Finding the Actual Solution
After the pushback, a better alternative emerged: the Risk & Contradiction Auditor, an agent that proactively finds conflicting information across teams, like when Team A’s roadmap depends on a system that Team B recently deprecated.
This was genuinely interesting. It addressed the “unknown unknowns” problem directly. But the implementation complexity was severe, requiring the AI to understand logical dependencies across different teams’ documentation.
The solution I landed on: the Agentic Query Researcher. Here’s how it works:
- Takes the user’s research query
- Asks for specific constraints
- Expands the query to include adjacent problems the user might not have thought to search for
- Confirms which Confluence spaces and organizations it will search
- User verifies, then the agent runs and produces a summarized report
This hits the core need: operational awareness of friction points, while maintaining user control. The expansion step is key: it doesn’t just find what you asked for, it identifies what you should have asked for. And the verification checkpoint before execution means the user stays in the loop rather than trusting a black box.

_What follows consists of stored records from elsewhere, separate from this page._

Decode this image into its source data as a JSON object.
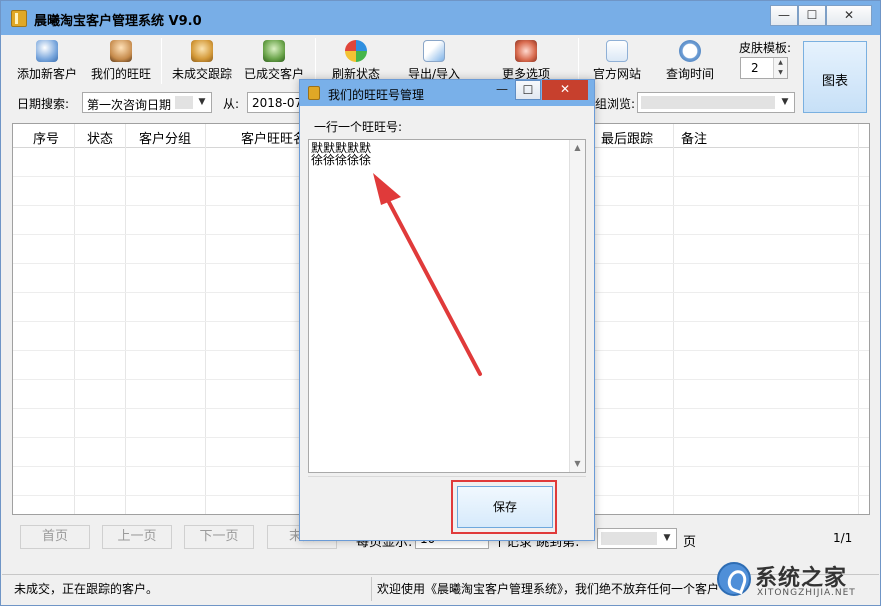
{
  "window": {
    "title": "晨曦淘宝客户管理系统 V9.0",
    "min_glyph": "—",
    "max_glyph": "☐",
    "close_glyph": "✕"
  },
  "toolbar": {
    "add_customer": "添加新客户",
    "our_wangwang": "我们的旺旺",
    "not_closed_followup": "未成交跟踪",
    "closed_customers": "已成交客户",
    "refresh_status": "刷新状态",
    "export_import": "导出/导入",
    "more_options": "更多选项",
    "official_site": "官方网站",
    "query_time": "查询时间",
    "skin_label": "皮肤模板:",
    "skin_value": "2",
    "chart_label": "图表"
  },
  "search": {
    "date_search_label": "日期搜索:",
    "date_field_value": "第一次咨询日期",
    "from_label": "从:",
    "from_value": "2018-07-",
    "browse_label": "组浏览:"
  },
  "grid": {
    "columns": [
      "序号",
      "状态",
      "客户分组",
      "客户旺旺名",
      "最后跟踪",
      "备注"
    ]
  },
  "pager": {
    "first": "首页",
    "prev": "上一页",
    "next": "下一页",
    "last": "末页",
    "per_page_label": "每页显示:",
    "per_page_value": "10",
    "records_label": "个记录  跳到第:",
    "page_suffix": "页",
    "page_count": "1/1"
  },
  "status_bar": {
    "left": "未成交，正在跟踪的客户。",
    "right": "欢迎使用《晨曦淘宝客户管理系统》，我们绝不放弃任何一个客户"
  },
  "watermark": {
    "text": "系统之家",
    "sub": "XITONGZHIJIA.NET"
  },
  "dialog": {
    "title": "我们的旺旺号管理",
    "instruction": "一行一个旺旺号:",
    "lines": "默默默默默\n徐徐徐徐徐",
    "save_label": "保存",
    "close_glyph": "✕",
    "max_glyph": "☐",
    "min_glyph": "—"
  },
  "colors": {
    "title_bar": "#78aee7",
    "dialog_close": "#c7402d",
    "annotation_red": "#e03a3a"
  }
}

Evaluate Trade-offs (Where Frameworks Regain Value)
The Evaluate Trade-offs step redeemed itself here. Comparing the Agentic Query Researcher against the Risk Auditor:
Agentic Query Researcher
- Pro: High user control; catches adjacent problems; verification step builds trust
- Con: Summarization risks hallucination; quality depends on query expansion logic
Risk & Contradiction Auditor
- Pro: Surfaces unknown unknowns that cause project failures
- Con: Extremely high implementation complexity; requires deep semantic understanding of cross-team dependencies
The trade-off framework made the choice clear. The Risk Auditor is a better product if you can build it—but the “if” is doing a lot of work. The Agentic Query Researcher delivers most of the value at a fraction of the complexity.
The Recommendation
Build the Agentic Query Researcher. It compresses research from hours to minutes, surfaces friction points and value propositions for discovery conversations, and front-loads constraints that would otherwise derail projects later. Most importantly, it scales: you can extend the query templates to cover new research dimensions without rebuilding the core system.
What I Actually Learned
CIRCLES helped where it provided forcing functions: specificity about the problem, commitment to a single persona, translation of pain into user stories, and structured comparison of alternatives.
It hurt where it encouraged completeness for the sake of it: “brainstorm ten ideas” became an invitation to generate filler rather than pressure-test the one idea that actually mattered.
Frameworks are tools. They’re only as good as the judgment you bring to them.